The probability that we want is \(P(M, N)\), which for the values given in the puzzle, can be found in the lower-right corner of the probability matrix:

\(P(M = 11, N = 7) = 0.5\). In fact, all but the edge cases have the probabilities at 0.5. This is similar to a chocolate-eating problem by Henk Tijms two years ago on Riddler, in which a nice proof of induction was given to show that the probabilities are in fact 0.5 except for the edge cases. However, I have another intuitive explanation to this observation.
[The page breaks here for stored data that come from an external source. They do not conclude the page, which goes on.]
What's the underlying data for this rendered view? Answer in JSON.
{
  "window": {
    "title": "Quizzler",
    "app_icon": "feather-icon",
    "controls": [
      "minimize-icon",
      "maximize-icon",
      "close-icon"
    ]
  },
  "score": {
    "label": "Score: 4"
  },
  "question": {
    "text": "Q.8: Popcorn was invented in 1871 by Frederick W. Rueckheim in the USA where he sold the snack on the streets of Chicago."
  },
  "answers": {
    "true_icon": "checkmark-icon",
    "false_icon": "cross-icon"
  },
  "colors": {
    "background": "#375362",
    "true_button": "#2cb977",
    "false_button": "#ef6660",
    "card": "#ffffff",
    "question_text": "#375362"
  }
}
Imagine if we have 1 American fan and a million Dutch fans. As long as the Dutch fans far outnumber the lone American fan, we will get long streaks of Dutch fans boarding the bus. If the lone American fan is called, as long as he/she is not called first, the possibility is not lost as that fan just goes back to the draw, and we continue to have long streaks of Dutch fans again. So, everything balances out to be 0.5.